Would she make an adjustment with the sellers of house one to let the project proceed more equitably?
No.
I offered to buy house one at the price I had originally proposed. The sellers accepted. The landlady left to ring the notaire.
His first reaction, caught out in sharp practice, was to attack. He tried to browbeat the sellers.
Their house was for sale with him...they were not allowed to make a deal without his involvement.
He might have got away with it if he had not telephoned five times in increasing states of fury, which prompted the sellers to check the mandate and to see that he had not been granted exclusivity.
Then he turned to me.
I had been introduced to the house by his nark, therefore I must pay him commission.
Well, under normal circumstances, I would have paid commission, but these were not normal circumstances. He had tried to shaft the sellers and he had not transmitted my offer.
He could boil his head.
He would take me to court.
Fine.
When we all went to sign the compromis with another notaire, he had clearly heard of the ruckus
Maitre Plouc will have your guts. He wants his commission.
He can want. Are you going to do this compromis or not?
He was. Fees were involved.
Maitre Plouc carried on telephoning me, but was careful not to write any letters.
I asked friends what to do and they told me to complain to the departmental office of the Order of Notaires.
I did that.
Some weeks later I had a letter from the secretary of the Order, stating that my complaint was without foundation.
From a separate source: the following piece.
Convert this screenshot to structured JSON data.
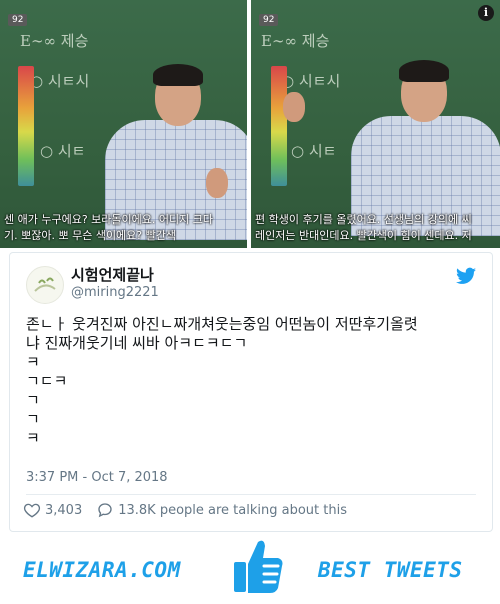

Signed .....Maitre Plouc...secretary.
He didn't take me to court, as it happened, but I was banned from his office.
Which saved me from the fate of an American couple who bought a house and land through him, only to discover that they had paid for two fields which did not belong to them.
Now, is this just another little misunderstanding by a foreigner in France?
Maitre Plouc was, after all, only trying to do a deal on behalf of a client.
Yes, indeed, and neatly shafting another client in the process.
The only control on his activities?
Other notaires, who, like the Barons of Runnymede, would understand.
I can't claim that things differ too much in the U.K. in this respect ...... experience with the Solicitors' Complaints Bureau of the Law Society and their equivalent wielders of the whitewash brush at the Financial Services Authority don't exactly leave you abounding in confidence, but at least the person you're complaining about doesn't sign the letter refusing to hear your complaint!
When you are inside a system, you become accustomed to its' little ways and things pass you by. You grumble about the inadequacies of the provision for the task you are to perform, not the task itself.
As an outsider to the French justice system, I read the blog of Maitre Eolas
here with great interest - and not only on Six Nations weekends.
He is an insider, the man with the white hat with his own hobby horses to ride, but close reading of the posts and the comments thereon give an illuminating picture of how the general system works.
Overworked magistrates trying to do their best, other magistrates more intent on currying favour for promotion than anything else, the prosecution trying to micro manage cases while being micro managed in their turn by the Chancellery with its' eye ever on the media. Expulsion cases being initially reviewed for rejection by law interns, proposals to bring more and more cases under the sole jurisdiction of the prosecutor...it is not a pretty picture.
Over that lunch with friends I had asked the architect how he thought foreigners categorised the French justice system.
Brutal and incompetent, he replied.
We were all taken aback. For once, foreigners and natives shared the same vision.